The new attorney, Alice Johnston of Obermayer, Rebmann, Maxwell & Hippel in Pittsburgh, was given until May 23 to catch up on the case in a ruling from the bench Wednesday by Judge Katherine B. Emery, the attorney for the defendants said.
“I disagreed,” said Michael Faherty, a Harrisburg attorney representing Ron and Sallie Cox of Chartiers Township in the case.
Johnston replaces Kandice Hull, who works for the same law firm that withdrew Wednesday from a high-profile case Sunoco has before the Public Utility Commission one day after a news report about its close connections to both the PUC and gas industry. StateImpact Pennsylvania reported Wednesday the law firm of McNees, Wallace and Nurick of Harrisburg represented energy companies before the PUC and has worked as counsel to the PUC on oil and gas zoning matters.
Sunoco is asking the PUC to be classified as a public utility corporation, a ruling that, if it wins, could allow the company to one day use eminent domain power to construct interstate pipelines, Faherty said.
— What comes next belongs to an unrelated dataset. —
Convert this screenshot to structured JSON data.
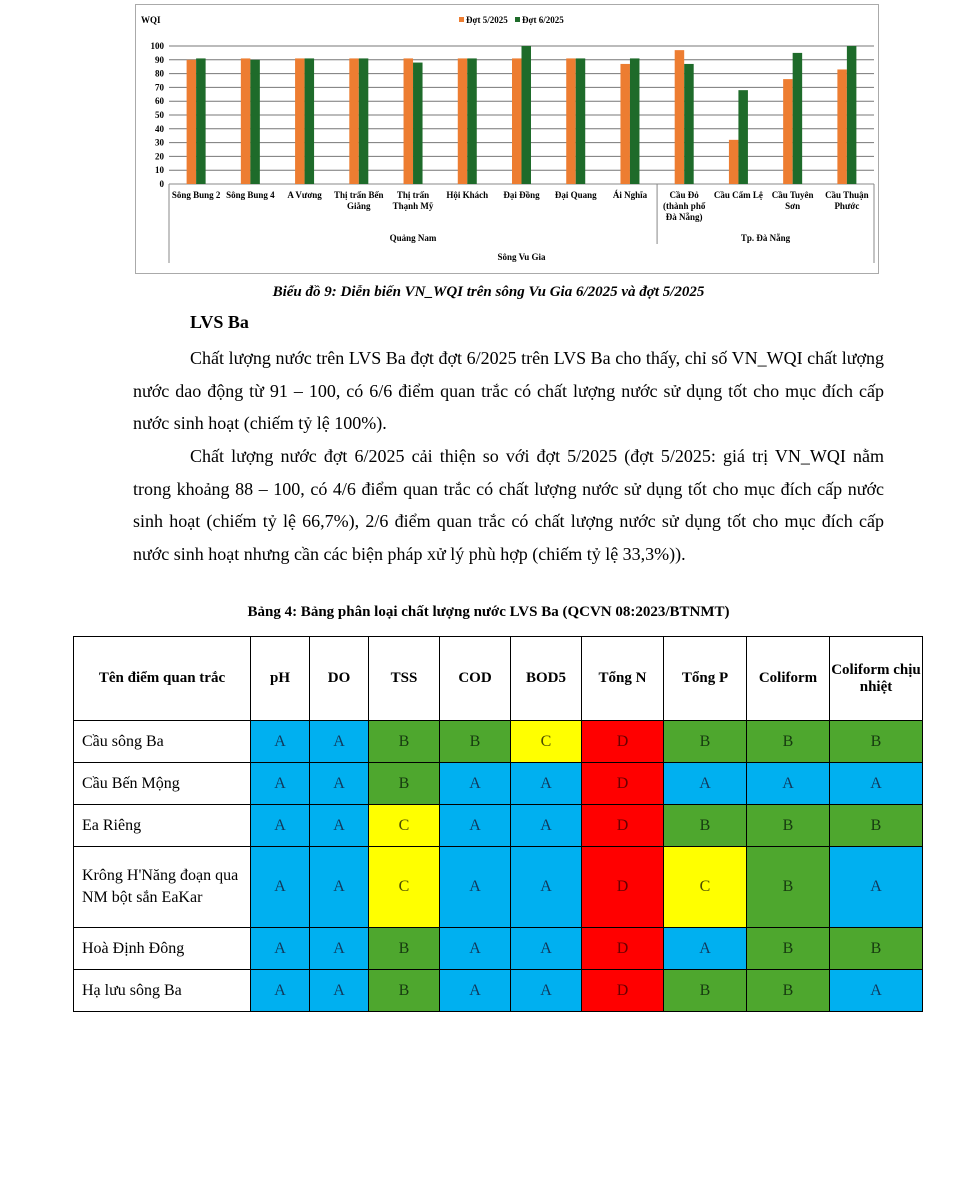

He said the PUC denied Sunoco’s request for a quick ruling on its appeal, and likely will hold hearings before it makes a decision.
“I doubt it would be decided as quickly as Sunoco would like,” Faherty said Thursday.
Jeff Shields, communications manager for Sunoco in Philadelphia, said the company does not comment on “its choice of legal counsel.” McNees spokeswoman Vikki Grodner did not return messages Thursday.
Johnston could not be reached.
In the Washington County case, the Coxes are among a string of property owners who are standing in the way of Sunoco completing a 50-mile pipeline from MarkWest Energy’s gas-processing plant in Chartiers to Delmont to hook into an existing, nearly 20-year-old line crossing Pennsylvania into Delaware.
Central to the case is whether or not Emery believes Sunoco to be a public utility, a ruling she initially said during a January hearing would be handed down quickly. The ruling was last expected to be issued by her before the end of April.
The company expected the project known as Mariner East to be under construction last year, but the work was delayed until late April in areas where Sunoco had easements.
Sunoco experienced another setback in February when the Court of Common Pleas in York County ruled the company does not have eminent domain powers and cannot seize property from two people who live in Fairview Township on land where another section of Sunoco’s proposed pipeline would cross.